What happened? According to first investigations by the public prosecutor’s office, there was a generator on board the charter yacht, equipped with an incorrectly fitted hose that obviously carried the highly toxic carbon monoxide into the inside of the boat.
Previously, the crew had gone out to have dinner at a hip restaurant in Hvar. When the first symptoms of poisoning in the form of nausea appeared, the blame was put on the allegedly spoiled shellfish consumed before and everyone went back to bed, thus leading to still more intake of the toxic carbon monoxide and lethal when taken as an overdose.
The alarmed rescue forces could only record the death of one crew member, further crew members were treated accordingly at the hospital. Nevertheless, the restaurant where the crew had had their dinner before could be entirely cleared of suspicion after a thorough inspection by the Croatian authorities.
And even if this is only one of the few known incidents of this kind on a boat, SeaHelp advises: One or more carbon monoxide detectors should be obligatory aboard every yacht. They are just the size of two adjacent cigarette packets and quite easy to mount. Their operating principle is fairly easy but effective: A sensor measures the ambient CO-content. Should the extreme value exceed the limit harmful to health, the detectors will set off the alarm unmistakably.
What makes it so special: when storing the yacht during the winter season, the sensor can be used in your own home. Should there be a fault with the home fireplace or heating and CO will emerge, the device will set off an indeed unmistakable warning.

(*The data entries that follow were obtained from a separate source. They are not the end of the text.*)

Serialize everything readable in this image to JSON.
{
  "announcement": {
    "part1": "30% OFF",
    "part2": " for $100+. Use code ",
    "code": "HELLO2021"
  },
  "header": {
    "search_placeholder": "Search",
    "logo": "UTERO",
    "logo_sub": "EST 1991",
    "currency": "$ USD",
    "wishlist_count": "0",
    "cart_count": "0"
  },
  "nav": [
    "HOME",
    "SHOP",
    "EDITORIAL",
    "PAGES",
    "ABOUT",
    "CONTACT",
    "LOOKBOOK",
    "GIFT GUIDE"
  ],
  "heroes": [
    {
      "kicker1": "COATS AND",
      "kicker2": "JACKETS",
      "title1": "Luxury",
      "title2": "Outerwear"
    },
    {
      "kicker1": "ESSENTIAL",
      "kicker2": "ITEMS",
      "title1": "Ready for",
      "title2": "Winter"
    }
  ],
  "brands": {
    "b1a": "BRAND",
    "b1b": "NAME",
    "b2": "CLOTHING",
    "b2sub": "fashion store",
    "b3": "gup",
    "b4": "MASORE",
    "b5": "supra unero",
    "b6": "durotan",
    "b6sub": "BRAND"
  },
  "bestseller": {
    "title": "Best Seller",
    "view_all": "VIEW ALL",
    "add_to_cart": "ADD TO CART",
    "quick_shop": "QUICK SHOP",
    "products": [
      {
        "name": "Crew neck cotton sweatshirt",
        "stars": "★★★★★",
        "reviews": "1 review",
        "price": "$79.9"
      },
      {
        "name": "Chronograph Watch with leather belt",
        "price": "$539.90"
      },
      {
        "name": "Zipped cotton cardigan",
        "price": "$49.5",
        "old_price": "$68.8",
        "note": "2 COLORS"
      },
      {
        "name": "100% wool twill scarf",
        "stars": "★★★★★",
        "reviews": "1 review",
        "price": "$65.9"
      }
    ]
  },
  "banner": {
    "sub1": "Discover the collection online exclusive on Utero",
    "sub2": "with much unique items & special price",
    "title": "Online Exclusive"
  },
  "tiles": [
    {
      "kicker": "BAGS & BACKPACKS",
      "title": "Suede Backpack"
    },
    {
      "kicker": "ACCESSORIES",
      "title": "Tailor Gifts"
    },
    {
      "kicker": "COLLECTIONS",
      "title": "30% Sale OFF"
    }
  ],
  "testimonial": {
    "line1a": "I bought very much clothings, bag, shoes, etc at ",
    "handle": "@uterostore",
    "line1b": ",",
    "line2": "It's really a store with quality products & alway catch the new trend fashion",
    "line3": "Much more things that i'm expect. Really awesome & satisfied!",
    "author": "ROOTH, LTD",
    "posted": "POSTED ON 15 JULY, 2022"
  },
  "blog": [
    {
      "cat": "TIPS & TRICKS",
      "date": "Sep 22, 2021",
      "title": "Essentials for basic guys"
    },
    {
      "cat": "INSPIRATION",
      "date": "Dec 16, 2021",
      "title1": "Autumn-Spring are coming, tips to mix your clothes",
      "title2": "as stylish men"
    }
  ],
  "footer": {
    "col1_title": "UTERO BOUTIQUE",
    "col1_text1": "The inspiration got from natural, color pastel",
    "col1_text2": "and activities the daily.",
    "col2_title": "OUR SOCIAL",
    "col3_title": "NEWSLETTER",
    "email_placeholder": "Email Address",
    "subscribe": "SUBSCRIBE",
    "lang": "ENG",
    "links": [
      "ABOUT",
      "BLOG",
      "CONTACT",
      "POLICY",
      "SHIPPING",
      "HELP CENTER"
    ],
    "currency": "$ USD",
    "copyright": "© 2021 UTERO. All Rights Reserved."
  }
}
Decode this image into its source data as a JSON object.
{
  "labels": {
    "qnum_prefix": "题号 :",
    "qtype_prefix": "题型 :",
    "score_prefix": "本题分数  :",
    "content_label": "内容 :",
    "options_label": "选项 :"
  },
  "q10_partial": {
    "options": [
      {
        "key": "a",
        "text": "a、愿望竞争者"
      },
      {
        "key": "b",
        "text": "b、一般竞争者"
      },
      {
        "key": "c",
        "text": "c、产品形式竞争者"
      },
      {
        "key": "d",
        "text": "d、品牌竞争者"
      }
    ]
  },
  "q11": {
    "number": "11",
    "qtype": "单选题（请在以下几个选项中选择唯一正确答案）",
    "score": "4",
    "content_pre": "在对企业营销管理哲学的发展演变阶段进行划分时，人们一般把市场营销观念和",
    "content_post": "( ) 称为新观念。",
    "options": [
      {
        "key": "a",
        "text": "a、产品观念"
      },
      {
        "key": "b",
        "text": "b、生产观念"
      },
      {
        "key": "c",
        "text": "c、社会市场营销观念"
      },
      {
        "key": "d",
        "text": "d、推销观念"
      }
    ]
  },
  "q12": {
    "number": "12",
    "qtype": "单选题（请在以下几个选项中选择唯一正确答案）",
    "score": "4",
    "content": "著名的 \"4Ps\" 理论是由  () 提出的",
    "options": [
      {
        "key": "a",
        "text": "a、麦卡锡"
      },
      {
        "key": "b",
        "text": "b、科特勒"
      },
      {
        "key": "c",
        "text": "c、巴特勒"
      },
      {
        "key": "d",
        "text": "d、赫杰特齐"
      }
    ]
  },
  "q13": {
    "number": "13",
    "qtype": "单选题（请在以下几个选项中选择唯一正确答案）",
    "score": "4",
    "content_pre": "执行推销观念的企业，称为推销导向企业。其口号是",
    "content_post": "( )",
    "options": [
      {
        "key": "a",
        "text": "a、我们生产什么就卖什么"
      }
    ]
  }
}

And for all those who always want to go into things: electrochemical sensors made of tin dioxide alter their resistance when carbon monoxide flows by, as they will oxidise. At the same time, the conductivity of the sensors changes and an alarm (85 decibel) is set off. The detector should comply with standard EN 50291. According to this standard, an alarm is set off at the following quantities (data given in ppm = parts per million) and term of CO in the ambient air: 30 ppm/120 minutes, 50 ppm/60 to 90 minutes, 100 ppm/10 to 40 minutes, 300 ppm/less than 3 minutes.
The typical symptoms caused by the highly toxic, odourless, flavourless and invisible carbon monoxide are headache, nausea, dizziness and fatigue.
Those planning the purchase of such a device should opt for branded products such as, e.g., CO-detectors by Kidde which were already able to demonstrate their capacity during a test conducted by SeaHelp. Other manufacturers are, e.g., Abus or FireAngel.